Unsung cowboys recognized at Stark exhibit
Last updated 6/5/2018 at Noon
CUTLINE: Sarah Boehme, curator for the Stark Museum of Art, in Orange, looks at the book, "Portraits from Cowboys of Color: Photographs by Don Russell." This exhibit, along with "Cowboys Legends and Life," will be on display at the museum from June 16 through Sept. 29.
RECORD PHOTO: David Ball
For The Record
Sarah Boehme, curator for the Stark Museum of Art, in Orange, believes a portion of Western history has been ignored.
"There's very few African American art ," she said. "Estimates are one-quarter of the cowboys were African American. They were ex-slaves coming West for jobs as cattle raisers. They worked with animals on the plantations and knew how to do it."
For instance, Boehme was looking for some art in the museum of African American cowboys to also display. She discovered, however, she was hard pressed to find any. The one she did find was a chalk drawing of Bob Lemons — a Texas Mustanger who wrangled wild horses.
Consequently, the museum will be hosting a special exhibit, two to be precise — "Portraits from Cowboys of Color: Photographs by Don Russell" and "Cowboy Legends and Life." The exhibits start June 16 and run through to Sept. 29.
The Russell exhibit is based on a book he published. He spent two years taking photographs of cowboys and cowgirls at predominately African American organized rodeos. He also took pictures of other people of color. In addition, he interviewed his subjects and included captions with the photos. He was born in Kentucky, but he now calls Texas home.
The book "Cowboys of Color" is available from standard book outlets.
She said he went to rodeos and he was entranced by the visual images.
"This is his only Western project," Boehme said. "He's an outsider looking in at another culture. He photographs the subjects and he communicates important stories and text. The series has great depth. They feed off of each other."
A press release read: "I'm not black. I'm not a cowboy," Russell wrote. "These photographs are of real people. They have real lives with real joys and sorrows. The intent of this portfolio is to make visible the modern black cowboy."
He further stated few realize there is a black cowboy culture and history.
"The formal portraits taken at the Cowboys of Color Rodeos give us a window into their lives and personalities while they are pursuing their passion of the cowboy and ranching lifestyle," he wrote.
Some of the photographs are in black and white. The exhibit will display 21 of the photographs in which Boehme called, "A good representation of the works." The portraits are recent gifts to the Stark Museum.
In addition to Lemons, some other famous cowboys are Nate Love and Bill Pickett who was well known for bulldogging in rodeos. Another is Myrtis Dightman from Crockett. He was the first African American to reach the national finals in rodeo.
As much of society was at the time, rodeos were segregated and black cowboys had no opportunities to ride in them. So, African Americans formed their own rodeos. Boehme said rodeos are almost like a family for the cowboys and cowgirls.
"It will be a revelation for a lot of people.
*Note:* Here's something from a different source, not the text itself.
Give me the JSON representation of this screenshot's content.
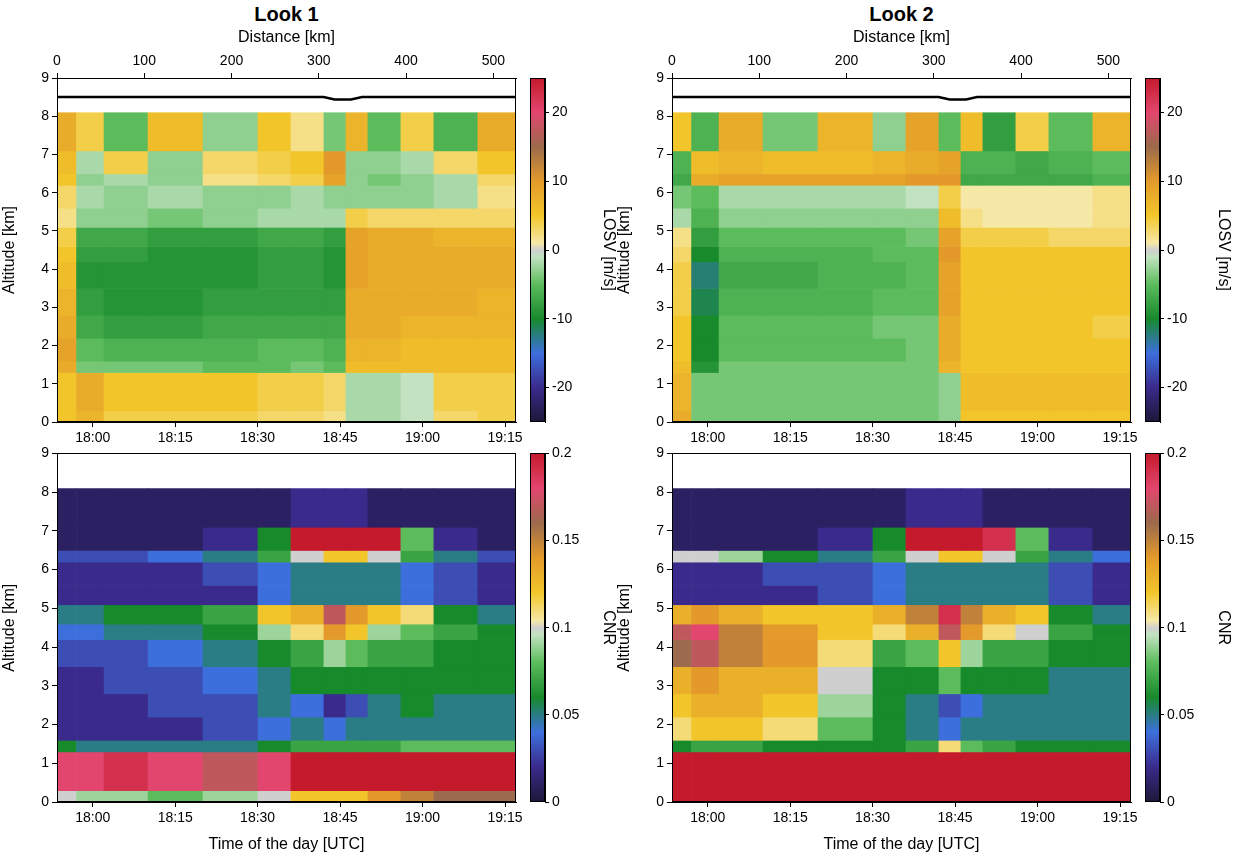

We're excited to offer these opportunities to address Western history," she said.
"Cowboy Legends and Life" exhibit offers a traditional view of romanticized aspects of cowboy life, Boehme said.
The exhibit presents the theme of the Cowboy as an icon for America, according to a press release. This exhibition explores the imagery of the cowboy and cowgirl in American Western art. It will present both the idealization and the working life of men and women of the West. Paintings, sculptures, drawings, rare books and photographs from the collections of the Stark Museum of Art give a survey from the late
nineteenth century through the art of today.
Artists include: Frederic Remington, Charles Marion Russell, William Herbert Dunton, Frank Tenney Johnson and others. The exhibition will include new acquisitions for the collections including photographs by Richard S. Buswell and Bonnie Schiffman.
Boehme added with the exhibitions concluding on Sept. 29, school groups will still have enough time to book tours in early September when the school year resumes. There will also be a family day in September to be announced.